On Sunday, 7 June, the Israeli air force launched a raid on the atomic reactor “Ossirac”, near Baghdad. Our pilots carried out their mission fully. The reactor was destroyed. All our aircraft returned safely to base.
The Government feels duty-bound to explain to enlightened public opinion why it took this decision.
For a long time we have been watching with growing concern the construction of the atomic reactor “Ossirac”. From sources whose reliability is beyond any doubt, we learn that this reactor, despite its camouflage, is designed to produce atomic bombs. The target for such bombs would be Israel. This was clearly announced by the ruler of Iraq. After the Iranians had inflicted slight damage on the reactor, Saddam Hussein stressed that the Iranians had attacked the target in vain, since it was being constructed against Israel alone. The atomic bombs which that reactor was capable of producing whether from enriched uranium or from plutonium, would be of the Hiroshima size. Thus a mortal danger to the people of Israel progressively arose.
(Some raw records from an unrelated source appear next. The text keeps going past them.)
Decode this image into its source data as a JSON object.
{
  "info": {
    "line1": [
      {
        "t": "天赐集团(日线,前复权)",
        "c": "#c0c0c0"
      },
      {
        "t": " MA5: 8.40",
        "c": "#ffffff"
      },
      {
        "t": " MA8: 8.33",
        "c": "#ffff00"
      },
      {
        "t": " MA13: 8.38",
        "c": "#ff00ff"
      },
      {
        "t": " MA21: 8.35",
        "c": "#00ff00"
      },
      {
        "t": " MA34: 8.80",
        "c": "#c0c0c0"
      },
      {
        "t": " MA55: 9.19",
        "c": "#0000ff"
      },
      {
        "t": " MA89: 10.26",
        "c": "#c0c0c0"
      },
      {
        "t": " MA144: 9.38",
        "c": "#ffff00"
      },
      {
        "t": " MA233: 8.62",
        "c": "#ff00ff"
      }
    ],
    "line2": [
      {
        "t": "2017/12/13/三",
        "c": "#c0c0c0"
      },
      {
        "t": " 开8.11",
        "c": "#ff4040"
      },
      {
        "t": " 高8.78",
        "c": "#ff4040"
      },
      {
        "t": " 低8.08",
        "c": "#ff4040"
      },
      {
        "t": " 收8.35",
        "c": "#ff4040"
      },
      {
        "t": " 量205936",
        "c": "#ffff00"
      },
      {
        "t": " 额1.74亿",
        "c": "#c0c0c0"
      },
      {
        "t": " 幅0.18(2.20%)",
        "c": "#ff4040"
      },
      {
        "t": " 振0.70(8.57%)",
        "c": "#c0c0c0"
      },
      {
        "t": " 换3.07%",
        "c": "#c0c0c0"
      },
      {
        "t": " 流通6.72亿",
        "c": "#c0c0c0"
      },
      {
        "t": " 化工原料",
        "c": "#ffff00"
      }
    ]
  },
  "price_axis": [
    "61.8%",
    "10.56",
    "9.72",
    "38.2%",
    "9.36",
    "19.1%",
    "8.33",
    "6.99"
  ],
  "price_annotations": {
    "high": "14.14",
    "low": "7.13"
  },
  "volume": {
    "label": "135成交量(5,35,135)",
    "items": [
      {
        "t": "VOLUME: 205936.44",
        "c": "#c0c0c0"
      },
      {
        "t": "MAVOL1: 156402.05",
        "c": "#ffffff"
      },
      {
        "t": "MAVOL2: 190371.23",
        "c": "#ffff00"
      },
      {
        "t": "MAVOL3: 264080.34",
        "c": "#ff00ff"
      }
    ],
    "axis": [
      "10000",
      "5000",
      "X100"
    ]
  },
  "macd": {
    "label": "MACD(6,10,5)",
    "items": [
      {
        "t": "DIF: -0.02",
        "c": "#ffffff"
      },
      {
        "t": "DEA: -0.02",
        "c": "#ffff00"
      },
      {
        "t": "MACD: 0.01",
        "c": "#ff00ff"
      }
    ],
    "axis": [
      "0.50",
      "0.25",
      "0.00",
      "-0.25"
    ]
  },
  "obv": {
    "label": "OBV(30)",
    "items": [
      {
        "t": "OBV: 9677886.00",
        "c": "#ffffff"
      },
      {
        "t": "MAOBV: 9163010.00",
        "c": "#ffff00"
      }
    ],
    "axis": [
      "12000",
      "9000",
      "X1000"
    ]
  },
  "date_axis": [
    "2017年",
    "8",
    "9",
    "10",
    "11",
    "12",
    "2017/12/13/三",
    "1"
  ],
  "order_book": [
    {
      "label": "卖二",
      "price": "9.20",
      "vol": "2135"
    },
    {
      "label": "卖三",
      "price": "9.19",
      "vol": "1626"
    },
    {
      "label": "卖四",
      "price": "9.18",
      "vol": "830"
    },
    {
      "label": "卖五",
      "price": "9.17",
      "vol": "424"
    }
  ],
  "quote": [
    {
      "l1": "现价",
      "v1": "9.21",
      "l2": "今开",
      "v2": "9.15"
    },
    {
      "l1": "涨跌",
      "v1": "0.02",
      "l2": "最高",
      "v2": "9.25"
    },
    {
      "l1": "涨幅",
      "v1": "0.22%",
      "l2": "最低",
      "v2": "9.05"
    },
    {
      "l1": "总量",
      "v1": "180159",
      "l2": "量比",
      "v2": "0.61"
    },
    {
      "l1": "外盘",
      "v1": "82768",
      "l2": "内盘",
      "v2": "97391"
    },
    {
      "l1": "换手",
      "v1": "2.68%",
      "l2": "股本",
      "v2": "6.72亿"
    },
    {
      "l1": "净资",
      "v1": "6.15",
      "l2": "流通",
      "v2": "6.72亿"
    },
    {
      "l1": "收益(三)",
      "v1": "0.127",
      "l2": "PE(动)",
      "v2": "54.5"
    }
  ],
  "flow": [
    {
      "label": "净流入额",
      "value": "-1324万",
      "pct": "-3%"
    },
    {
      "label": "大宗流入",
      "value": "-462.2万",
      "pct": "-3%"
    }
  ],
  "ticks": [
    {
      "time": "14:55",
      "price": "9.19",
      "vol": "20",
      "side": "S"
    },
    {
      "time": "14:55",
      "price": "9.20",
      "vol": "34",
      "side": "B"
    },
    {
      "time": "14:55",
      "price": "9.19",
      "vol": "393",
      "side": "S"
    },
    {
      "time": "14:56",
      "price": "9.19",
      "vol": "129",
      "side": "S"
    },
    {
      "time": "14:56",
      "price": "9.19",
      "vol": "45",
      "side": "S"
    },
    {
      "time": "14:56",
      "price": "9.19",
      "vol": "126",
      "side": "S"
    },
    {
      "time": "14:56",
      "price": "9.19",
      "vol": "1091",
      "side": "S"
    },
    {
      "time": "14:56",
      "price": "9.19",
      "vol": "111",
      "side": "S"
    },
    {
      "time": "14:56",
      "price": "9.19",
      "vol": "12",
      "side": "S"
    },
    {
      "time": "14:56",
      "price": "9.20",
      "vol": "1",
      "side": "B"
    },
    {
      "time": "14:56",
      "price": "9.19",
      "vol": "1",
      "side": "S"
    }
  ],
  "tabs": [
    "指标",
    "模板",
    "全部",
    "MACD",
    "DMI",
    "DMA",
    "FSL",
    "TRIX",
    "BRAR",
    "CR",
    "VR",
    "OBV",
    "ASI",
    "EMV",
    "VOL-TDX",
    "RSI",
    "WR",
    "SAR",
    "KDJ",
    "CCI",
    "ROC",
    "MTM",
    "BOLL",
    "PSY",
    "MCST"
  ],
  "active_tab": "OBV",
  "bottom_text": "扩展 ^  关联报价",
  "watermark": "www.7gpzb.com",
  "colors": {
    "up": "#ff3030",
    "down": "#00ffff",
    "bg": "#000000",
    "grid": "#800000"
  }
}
Again, from most reliable sources we learned of two dates when the reactor would be completed and put into operation. One: the beginning of July 1981; Two: the beginning of September 1981. In other words, within a short period of time, the Iraqi reactor would have been operational and “hot”. Under such circumstances no government of Israel could contemplate bombing the reactor. Such an attack would have brought about a massive radioactive lethal fallout over the city of Baghdad and tens of thousands of its innocent residents would have been hurt. We would thus have been compelled to passively observe the process of the production of atomic bombs in Iraq, whose ruling tyrant would not hesitate to launch them against Israeli cities, the centers of its population. Therefore, the government of Israel decided to act without further delay to ensure our people’s existence. The planning was exact. The operation was timed for Sunday on the assumption that the 100-150 foreign experts employed at the reactor would be absent on the Christian day of rest. This assumption proved to have been correct. No foreign experts were hurt.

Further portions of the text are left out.